Servicio Secreto cierra temporalmente la Casa Blanca tras disparos en sus inmediaciones (Foto: Instagram)
El Servicio Secreto activó el lockdown en el complejo de la Casa Branca en Washington durante varios minutos después de que se registraran disparos en las inmediaciones, si bien el acto con Trump continuó sin cambios ni pausas. La decisión se produjo de forma inmediata con el objetivo de garantizar la seguridad de los presentes, mientras los agentes evaluaban la situación externa y aseguraban las entradas y salidas del recinto.
El procedimiento de lockdown implica el cierre de puertas y ventanas, la restricción de acceso al perímetro y la comunicación inmediata con otras agencias de seguridad. En este caso, los efectivos del Servicio Secreto bloquearon temporalmente las rutas de evacuación y establecieron puestos de control en los puntos críticos del complejo de la Casa Branca. Una vez confirmada la ausencia de amenazas adicionales, levantaron las medidas y reabrieron el paso al personal acreditado.
El Servicio Secreto, creado en 1865 con el objetivo inicial de combatir la falsificación de moneda, asumió desde 1901 la responsabilidad de proteger al presidente de Estados Unidos y su entorno. Sus protocolos establecen respuestas rápidas ante cualquier indicio de riesgo, tal como un tiroteo cercano o un objeto sospechoso. Los agentes reciben formación específica en gestión de crisis y coordinación con la policía local de Washington para asegurar una reacción conjunta y efectiva.
El complejo de la Casa Branca comprende varios edificios emblemáticos, entre ellos la Residencia Ejecutiva, la Oficina Oval, la West Wing y espacios administrativos. Su ubicación en el centro de Washington convierte la zona en un objetivo prioritario para el equipo de seguridad. Por ello, la alerta se extiende no solo al personal de servicio sino también a visitantes, empleados de los medios y miembros de delegaciones oficiales que acceden al área.

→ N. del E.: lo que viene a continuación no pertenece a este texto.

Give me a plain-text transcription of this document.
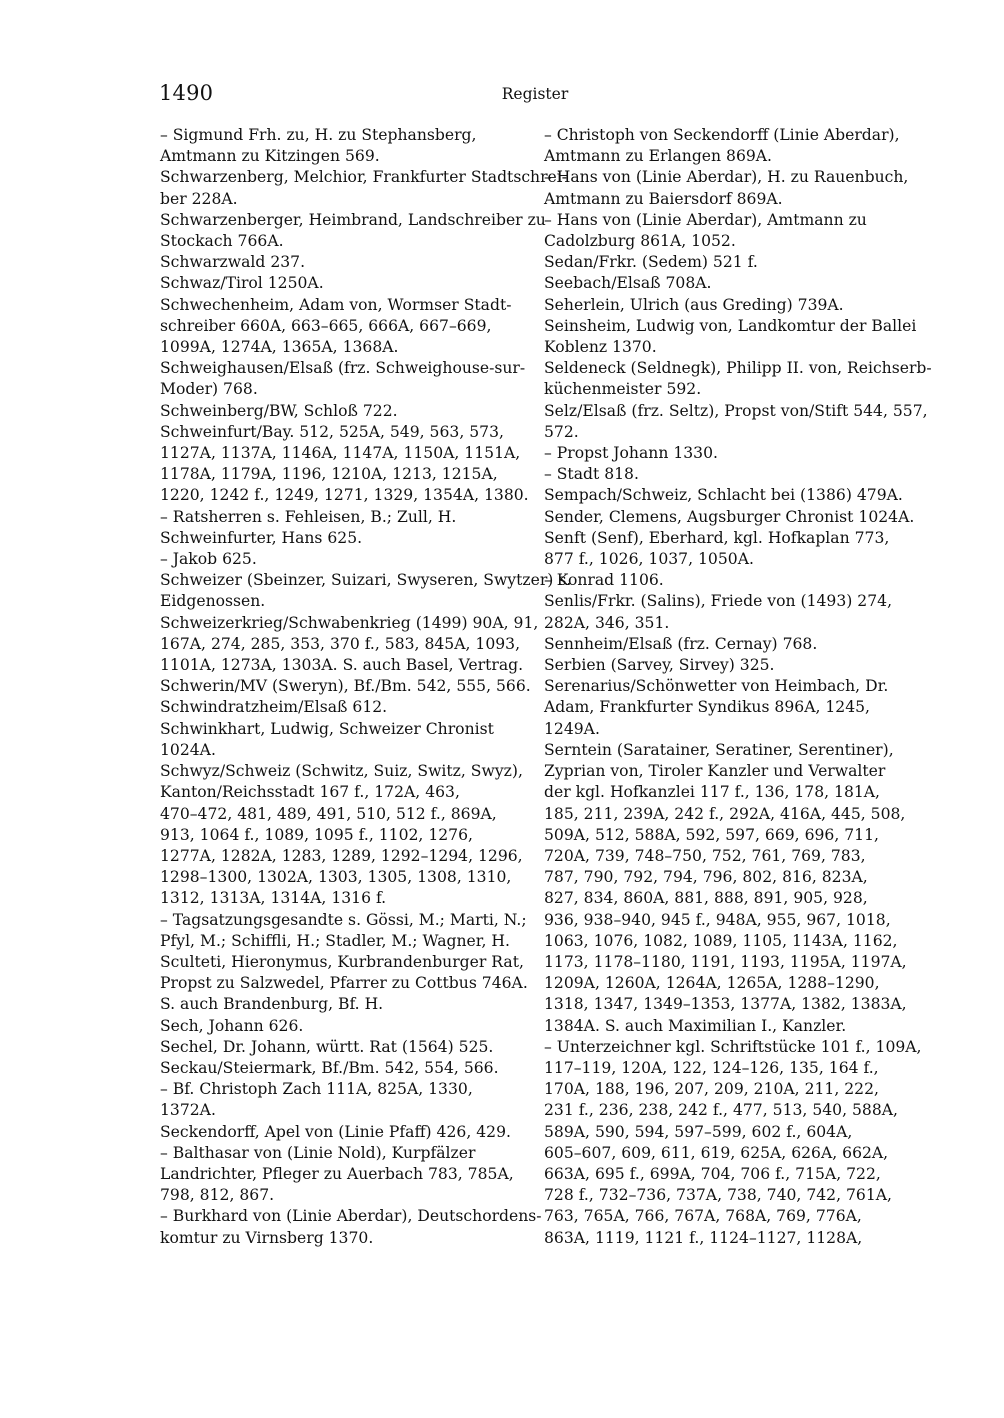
1490	Register
– Sigmund Frh. zu, H. zu Stephansberg,
Amtmann zu Kitzingen 569.
Schwarzenberg, Melchior, Frankfurter Stadtschrei-
ber 228A.
Schwarzenberger, Heimbrand, Landschreiber zu
Stockach 766A.
Schwarzwald 237.
Schwaz/Tirol 1250A.
Schwechenheim, Adam von, Wormser Stadt-
schreiber 660A, 663–665, 666A, 667–669,
1099A, 1274A, 1365A, 1368A.
Schweighausen/Elsaß (frz. Schweighouse-sur-
Moder) 768.
Schweinberg/BW, Schloß 722.
Schweinfurt/Bay. 512, 525A, 549, 563, 573,
1127A, 1137A, 1146A, 1147A, 1150A, 1151A,
1178A, 1179A, 1196, 1210A, 1213, 1215A,
1220, 1242 f., 1249, 1271, 1329, 1354A, 1380.
– Ratsherren s. Fehleisen, B.; Zull, H.
Schweinfurter, Hans 625.
– Jakob 625.
Schweizer (Sbeinzer, Suizari, Swyseren, Swytzer) s.
Eidgenossen.
Schweizerkrieg/Schwabenkrieg (1499) 90A, 91,
167A, 274, 285, 353, 370 f., 583, 845A, 1093,
1101A, 1273A, 1303A. S. auch Basel, Vertrag.
Schwerin/MV (Sweryn), Bf./Bm. 542, 555, 566.
Schwindratzheim/Elsaß 612.
Schwinkhart, Ludwig, Schweizer Chronist
1024A.
Schwyz/Schweiz (Schwitz, Suiz, Switz, Swyz),
Kanton/Reichsstadt 167 f., 172A, 463,
470–472, 481, 489, 491, 510, 512 f., 869A,
913, 1064 f., 1089, 1095 f., 1102, 1276,
1277A, 1282A, 1283, 1289, 1292–1294, 1296,
1298–1300, 1302A, 1303, 1305, 1308, 1310,
1312, 1313A, 1314A, 1316 f.
– Tagsatzungsgesandte s. Gössi, M.; Marti, N.;
Pfyl, M.; Schiffli, H.; Stadler, M.; Wagner, H.
Sculteti, Hieronymus, Kurbrandenburger Rat,
Propst zu Salzwedel, Pfarrer zu Cottbus 746A.
S. auch Brandenburg, Bf. H.
Sech, Johann 626.
Sechel, Dr. Johann, württ. Rat (1564) 525.
Seckau/Steiermark, Bf./Bm. 542, 554, 566.
– Bf. Christoph Zach 111A, 825A, 1330,
1372A.
Seckendorff, Apel von (Linie Pfaff) 426, 429.
– Balthasar von (Linie Nold), Kurpfälzer
Landrichter, Pfleger zu Auerbach 783, 785A,
798, 812, 867.
– Burkhard von (Linie Aberdar), Deutschordens-
komtur zu Virnsberg 1370.
– Christoph von Seckendorff (Linie Aberdar),
Amtmann zu Erlangen 869A.
– Hans von (Linie Aberdar), H. zu Rauenbuch,
Amtmann zu Baiersdorf 869A.
– Hans von (Linie Aberdar), Amtmann zu
Cadolzburg 861A, 1052.
Sedan/Frkr. (Sedem) 521 f.
Seebach/Elsaß 708A.
Seherlein, Ulrich (aus Greding) 739A.
Seinsheim, Ludwig von, Landkomtur der Ballei
Koblenz 1370.
Seldeneck (Seldnegk), Philipp II. von, Reichserb-
küchenmeister 592.
Selz/Elsaß (frz. Seltz), Propst von/Stift 544, 557,
572.
– Propst Johann 1330.
– Stadt 818.
Sempach/Schweiz, Schlacht bei (1386) 479A.
Sender, Clemens, Augsburger Chronist 1024A.
Senft (Senf), Eberhard, kgl. Hofkaplan 773,
877 f., 1026, 1037, 1050A.
– Konrad 1106.
Senlis/Frkr. (Salins), Friede von (1493) 274,
282A, 346, 351.
Sennheim/Elsaß (frz. Cernay) 768.
Serbien (Sarvey, Sirvey) 325.
Serenarius/Schönwetter von Heimbach, Dr.
Adam, Frankfurter Syndikus 896A, 1245,
1249A.
Serntein (Saratainer, Seratiner, Serentiner),
Zyprian von, Tiroler Kanzler und Verwalter
der kgl. Hofkanzlei 117 f., 136, 178, 181A,
185, 211, 239A, 242 f., 292A, 416A, 445, 508,
509A, 512, 588A, 592, 597, 669, 696, 711,
720A, 739, 748–750, 752, 761, 769, 783,
787, 790, 792, 794, 796, 802, 816, 823A,
827, 834, 860A, 881, 888, 891, 905, 928,
936, 938–940, 945 f., 948A, 955, 967, 1018,
1063, 1076, 1082, 1089, 1105, 1143A, 1162,
1173, 1178–1180, 1191, 1193, 1195A, 1197A,
1209A, 1260A, 1264A, 1265A, 1288–1290,
1318, 1347, 1349–1353, 1377A, 1382, 1383A,
1384A. S. auch Maximilian I., Kanzler.
– Unterzeichner kgl. Schriftstücke 101 f., 109A,
117–119, 120A, 122, 124–126, 135, 164 f.,
170A, 188, 196, 207, 209, 210A, 211, 222,
231 f., 236, 238, 242 f., 477, 513, 540, 588A,
589A, 590, 594, 597–599, 602 f., 604A,
605–607, 609, 611, 619, 625A, 626A, 662A,
663A, 695 f., 699A, 704, 706 f., 715A, 722,
728 f., 732–736, 737A, 738, 740, 742, 761A,
763, 765A, 766, 767A, 768A, 769, 776A,
863A, 1119, 1121 f., 1124–1127, 1128A,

Pese al incidente, el evento con Trump programado en el South Lawn siguió su curso normal. El presidente Donald Trump pronunció su discurso ante la prensa y un grupo de simpatizantes sin mostrar alteración alguna en la agenda oficial. Según fuentes del Servicio Secreto, las medidas adoptadas no afectaron la logística ni la organización del acto, ya que se trató de una situación controlada y breve, confinada al perímetro externo de la Casa Branca.
Este episodio subraya las capacidades de coordinación entre distintas entidades de seguridad en Washington y la importancia de protocolos establecidos para proteger tanto a líderes políticos como a civiles. La rápida actuación del Servicio Secreto permite restablecer con celeridad la normalidad en el complejo de la Casa Branca, minimizando el impacto de posibles incidentes y garantizando la continuidad de la actividad presidencial.